How to survive a Slashdotting
Q I wrote an article a few months back that got mentioned on Slashdot, and, because I hosted the site myself, my humble server got pounded by thousands of visitors in just a few hours. Back then I used Apache 1.3 with MySQL 3.23. I've now got another article ready to upload that I think will also be a big hit, but this time I want to be prepared -what can I do to ensure maximum throughput for my server? Since the first article, I have upgraded to Apache 2 and MySQL 4 (both compiled by hand), plus PHP 4.3, and am now using a dual 2.0GHz box with 1GB of RAM. The rest of the system is a pretty basic CentOS (the freebie Red Hat Enterprise) install. If possible I would rather not upgrade the hardware further!
A Slashdot can be difficult to prepare for without some sort of testing. Much of the advice I'll give depends on the type of content you're hosting. Obviously the more static you make your page the more hits your server will be able to handle. You may even want to create a separate low-bandwidth version for the Slashdot crowd.

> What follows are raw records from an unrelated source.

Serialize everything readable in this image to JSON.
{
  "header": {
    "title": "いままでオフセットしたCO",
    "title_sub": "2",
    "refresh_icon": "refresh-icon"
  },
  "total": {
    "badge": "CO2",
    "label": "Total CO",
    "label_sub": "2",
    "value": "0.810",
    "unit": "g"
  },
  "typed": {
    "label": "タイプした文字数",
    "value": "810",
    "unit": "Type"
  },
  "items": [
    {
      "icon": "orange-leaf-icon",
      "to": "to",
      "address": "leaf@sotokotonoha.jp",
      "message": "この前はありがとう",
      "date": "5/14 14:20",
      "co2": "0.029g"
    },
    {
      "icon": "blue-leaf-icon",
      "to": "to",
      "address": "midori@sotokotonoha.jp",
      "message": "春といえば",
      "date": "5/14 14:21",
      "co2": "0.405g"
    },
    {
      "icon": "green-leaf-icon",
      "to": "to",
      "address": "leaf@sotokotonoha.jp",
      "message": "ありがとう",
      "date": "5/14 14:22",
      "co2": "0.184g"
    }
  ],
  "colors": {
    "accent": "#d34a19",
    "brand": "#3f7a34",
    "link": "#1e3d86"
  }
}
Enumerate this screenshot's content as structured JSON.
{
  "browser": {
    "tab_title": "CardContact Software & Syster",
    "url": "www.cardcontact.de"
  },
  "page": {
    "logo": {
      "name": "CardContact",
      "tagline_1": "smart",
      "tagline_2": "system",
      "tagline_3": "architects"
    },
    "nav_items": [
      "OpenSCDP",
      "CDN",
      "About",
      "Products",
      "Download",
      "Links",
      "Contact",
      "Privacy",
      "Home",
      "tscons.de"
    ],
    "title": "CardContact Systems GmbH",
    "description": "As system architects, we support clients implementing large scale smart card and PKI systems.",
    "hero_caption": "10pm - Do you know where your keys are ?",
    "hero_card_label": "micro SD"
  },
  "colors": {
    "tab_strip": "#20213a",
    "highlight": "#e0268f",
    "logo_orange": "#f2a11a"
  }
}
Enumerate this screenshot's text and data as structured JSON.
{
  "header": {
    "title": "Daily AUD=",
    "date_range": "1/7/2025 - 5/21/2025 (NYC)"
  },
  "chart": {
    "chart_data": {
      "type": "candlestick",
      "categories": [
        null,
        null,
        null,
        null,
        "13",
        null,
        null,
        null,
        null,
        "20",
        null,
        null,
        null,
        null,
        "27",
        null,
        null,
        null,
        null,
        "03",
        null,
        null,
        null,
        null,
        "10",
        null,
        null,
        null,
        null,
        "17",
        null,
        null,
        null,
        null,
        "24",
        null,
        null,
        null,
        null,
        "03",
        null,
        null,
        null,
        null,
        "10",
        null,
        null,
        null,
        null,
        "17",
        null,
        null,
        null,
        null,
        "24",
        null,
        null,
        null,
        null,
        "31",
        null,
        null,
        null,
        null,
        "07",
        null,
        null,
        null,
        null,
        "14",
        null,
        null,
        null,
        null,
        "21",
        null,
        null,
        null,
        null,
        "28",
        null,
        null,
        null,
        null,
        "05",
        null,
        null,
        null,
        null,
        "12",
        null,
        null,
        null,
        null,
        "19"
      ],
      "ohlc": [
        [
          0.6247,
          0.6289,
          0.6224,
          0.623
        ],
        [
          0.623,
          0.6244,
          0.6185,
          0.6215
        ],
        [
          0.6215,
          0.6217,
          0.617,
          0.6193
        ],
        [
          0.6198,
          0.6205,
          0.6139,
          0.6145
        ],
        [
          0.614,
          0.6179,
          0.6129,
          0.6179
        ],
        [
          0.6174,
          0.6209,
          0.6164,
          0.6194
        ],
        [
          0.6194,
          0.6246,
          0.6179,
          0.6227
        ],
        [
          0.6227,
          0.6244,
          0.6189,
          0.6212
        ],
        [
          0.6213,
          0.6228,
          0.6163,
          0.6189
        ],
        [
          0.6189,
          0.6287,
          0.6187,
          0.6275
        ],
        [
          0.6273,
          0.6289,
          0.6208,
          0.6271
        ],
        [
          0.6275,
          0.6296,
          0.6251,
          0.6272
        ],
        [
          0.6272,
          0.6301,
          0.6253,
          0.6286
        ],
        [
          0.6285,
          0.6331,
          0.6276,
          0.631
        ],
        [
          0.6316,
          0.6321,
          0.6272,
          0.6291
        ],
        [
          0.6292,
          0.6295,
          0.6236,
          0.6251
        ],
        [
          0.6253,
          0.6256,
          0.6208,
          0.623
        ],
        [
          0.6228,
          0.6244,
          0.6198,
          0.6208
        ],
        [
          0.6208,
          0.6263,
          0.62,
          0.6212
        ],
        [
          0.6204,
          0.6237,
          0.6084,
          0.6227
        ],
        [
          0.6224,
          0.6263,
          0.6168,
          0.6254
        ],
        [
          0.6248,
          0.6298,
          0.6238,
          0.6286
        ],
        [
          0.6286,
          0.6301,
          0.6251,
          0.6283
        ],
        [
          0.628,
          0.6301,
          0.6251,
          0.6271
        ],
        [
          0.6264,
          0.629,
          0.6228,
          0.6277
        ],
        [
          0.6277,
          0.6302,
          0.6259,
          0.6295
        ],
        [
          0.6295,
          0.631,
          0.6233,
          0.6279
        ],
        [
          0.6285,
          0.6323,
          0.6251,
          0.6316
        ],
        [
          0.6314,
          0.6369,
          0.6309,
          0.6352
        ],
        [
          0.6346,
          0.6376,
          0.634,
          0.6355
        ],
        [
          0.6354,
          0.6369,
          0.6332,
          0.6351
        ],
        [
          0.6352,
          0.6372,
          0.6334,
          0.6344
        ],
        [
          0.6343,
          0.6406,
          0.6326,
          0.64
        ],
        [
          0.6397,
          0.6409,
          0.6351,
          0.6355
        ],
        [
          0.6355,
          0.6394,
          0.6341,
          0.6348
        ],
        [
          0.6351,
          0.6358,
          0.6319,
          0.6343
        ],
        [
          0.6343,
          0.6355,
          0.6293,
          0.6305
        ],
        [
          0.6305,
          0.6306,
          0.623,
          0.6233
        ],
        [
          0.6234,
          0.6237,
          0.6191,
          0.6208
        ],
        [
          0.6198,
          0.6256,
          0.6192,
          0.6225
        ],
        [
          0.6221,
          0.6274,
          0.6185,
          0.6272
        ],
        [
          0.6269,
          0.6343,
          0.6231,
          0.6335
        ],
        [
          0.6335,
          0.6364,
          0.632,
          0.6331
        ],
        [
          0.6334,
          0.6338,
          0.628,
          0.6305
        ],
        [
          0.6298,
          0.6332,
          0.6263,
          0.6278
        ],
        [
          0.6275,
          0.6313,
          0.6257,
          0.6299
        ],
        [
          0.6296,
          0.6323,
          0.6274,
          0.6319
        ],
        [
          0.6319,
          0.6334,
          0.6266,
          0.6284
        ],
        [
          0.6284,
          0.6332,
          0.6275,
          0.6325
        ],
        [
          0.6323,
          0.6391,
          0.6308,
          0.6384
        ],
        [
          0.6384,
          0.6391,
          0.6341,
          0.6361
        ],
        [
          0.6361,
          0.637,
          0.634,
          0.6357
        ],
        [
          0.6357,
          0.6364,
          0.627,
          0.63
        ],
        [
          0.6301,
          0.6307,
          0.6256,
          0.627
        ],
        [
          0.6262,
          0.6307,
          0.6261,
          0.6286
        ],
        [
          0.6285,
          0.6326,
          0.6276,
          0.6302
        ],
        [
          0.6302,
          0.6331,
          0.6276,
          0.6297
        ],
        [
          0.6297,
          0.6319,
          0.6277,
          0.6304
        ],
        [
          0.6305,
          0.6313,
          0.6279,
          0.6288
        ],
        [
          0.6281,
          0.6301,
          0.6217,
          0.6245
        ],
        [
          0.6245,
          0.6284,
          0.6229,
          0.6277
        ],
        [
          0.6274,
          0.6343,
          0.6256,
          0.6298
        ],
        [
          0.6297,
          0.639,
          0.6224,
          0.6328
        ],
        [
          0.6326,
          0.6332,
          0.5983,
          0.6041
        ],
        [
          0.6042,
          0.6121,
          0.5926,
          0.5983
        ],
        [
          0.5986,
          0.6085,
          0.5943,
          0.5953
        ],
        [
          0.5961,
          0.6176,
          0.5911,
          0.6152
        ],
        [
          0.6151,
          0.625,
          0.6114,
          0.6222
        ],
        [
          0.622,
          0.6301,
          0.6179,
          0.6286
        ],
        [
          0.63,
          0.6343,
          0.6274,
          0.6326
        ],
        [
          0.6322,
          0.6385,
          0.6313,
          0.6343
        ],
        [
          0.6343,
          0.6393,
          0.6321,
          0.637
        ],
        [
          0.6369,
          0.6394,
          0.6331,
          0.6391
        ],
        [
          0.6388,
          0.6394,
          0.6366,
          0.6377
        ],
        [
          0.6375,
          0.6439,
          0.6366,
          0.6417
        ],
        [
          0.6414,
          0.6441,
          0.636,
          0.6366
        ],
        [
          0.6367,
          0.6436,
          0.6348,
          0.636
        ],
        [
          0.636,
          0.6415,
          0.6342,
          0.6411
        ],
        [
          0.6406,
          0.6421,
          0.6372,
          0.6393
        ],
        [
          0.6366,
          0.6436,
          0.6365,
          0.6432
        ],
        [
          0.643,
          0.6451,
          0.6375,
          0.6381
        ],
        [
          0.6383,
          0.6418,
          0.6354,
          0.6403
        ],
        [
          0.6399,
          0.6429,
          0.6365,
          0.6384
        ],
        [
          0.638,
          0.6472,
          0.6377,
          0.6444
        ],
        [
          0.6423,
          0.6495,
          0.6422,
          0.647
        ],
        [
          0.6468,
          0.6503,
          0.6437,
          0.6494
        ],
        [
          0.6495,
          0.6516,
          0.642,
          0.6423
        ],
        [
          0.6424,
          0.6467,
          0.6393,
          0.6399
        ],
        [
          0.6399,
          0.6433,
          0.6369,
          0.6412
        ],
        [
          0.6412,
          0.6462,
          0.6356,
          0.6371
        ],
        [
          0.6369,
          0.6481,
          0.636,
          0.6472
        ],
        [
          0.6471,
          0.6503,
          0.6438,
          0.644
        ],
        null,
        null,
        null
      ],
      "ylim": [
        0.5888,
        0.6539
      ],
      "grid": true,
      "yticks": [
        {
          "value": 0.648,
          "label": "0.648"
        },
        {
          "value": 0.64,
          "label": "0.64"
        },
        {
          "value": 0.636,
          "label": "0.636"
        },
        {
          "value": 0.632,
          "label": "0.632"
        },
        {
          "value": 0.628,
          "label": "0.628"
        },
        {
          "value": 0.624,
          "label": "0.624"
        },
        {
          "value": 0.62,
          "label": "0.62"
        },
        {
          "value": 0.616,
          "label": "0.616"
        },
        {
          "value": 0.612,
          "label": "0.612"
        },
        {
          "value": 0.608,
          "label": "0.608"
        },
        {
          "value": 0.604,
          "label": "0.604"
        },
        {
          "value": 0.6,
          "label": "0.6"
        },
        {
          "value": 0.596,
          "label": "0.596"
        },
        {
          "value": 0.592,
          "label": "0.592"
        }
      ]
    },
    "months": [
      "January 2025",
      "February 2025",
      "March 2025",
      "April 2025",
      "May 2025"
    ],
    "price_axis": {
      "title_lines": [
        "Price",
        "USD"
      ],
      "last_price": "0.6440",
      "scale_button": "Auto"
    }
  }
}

Mounting your file system (especially if it's ext3) with the noatime option will minimise disk overhead as your system will not be updating the 'last accessed' time for the page every time it's opened:
/dev/sda5 /var/www/html ext3 defaults,noatime 1 1
In Apache itself it's well worth turning keepalives off. That will reduce the amount of simultaneous open connection but will introduce some latency into the page loading, especially if there are many images in your page. This is a tradeoff you will have to test but usually turning keepalives off is beneficial. You mentioned that you have a custom-compiled version of Apache. Be sure to turn your MaxClients variable up quite a bit. By default it's hard-coded to 256 in the Apache source and you'll probably need something substantially higher. Still in Apache, you could try an Apache module like mod_gzip. This is only really useful if the bottleneck is your bandwidth (as opposed to your CPU or system). It will compress outgoing data with a hit on CPU utilisation.
From the kernel you could modify the net.ipv4.tcp_keepalive_time and net.ipv4.tcp_fin_timeout to something more suitable. I've had good results with setting fin_timeout to 30 seconds and keepalive to 20 minutes. You can modify these using the sysctl command. You could consider using bdflush, especially if you're using a 2.4 kernel. There are many options here to optimise your memory (and page file) usage. Given the specs of the server you've mentioned I doubt you're using IDE hard drives but if you are, make sure that DMA is turned on. Check your IDE drives performance out by running:
hdparm -Tt /dev/hda
An acceptable speed is about 400MB/sec for cached reads and 20-30MB/sec for disk reads. I've seen a similar configuration on similar hardware managing 200,000 unique connections per hour serve around 300k each time so with a little planning you should be successful. Good luck!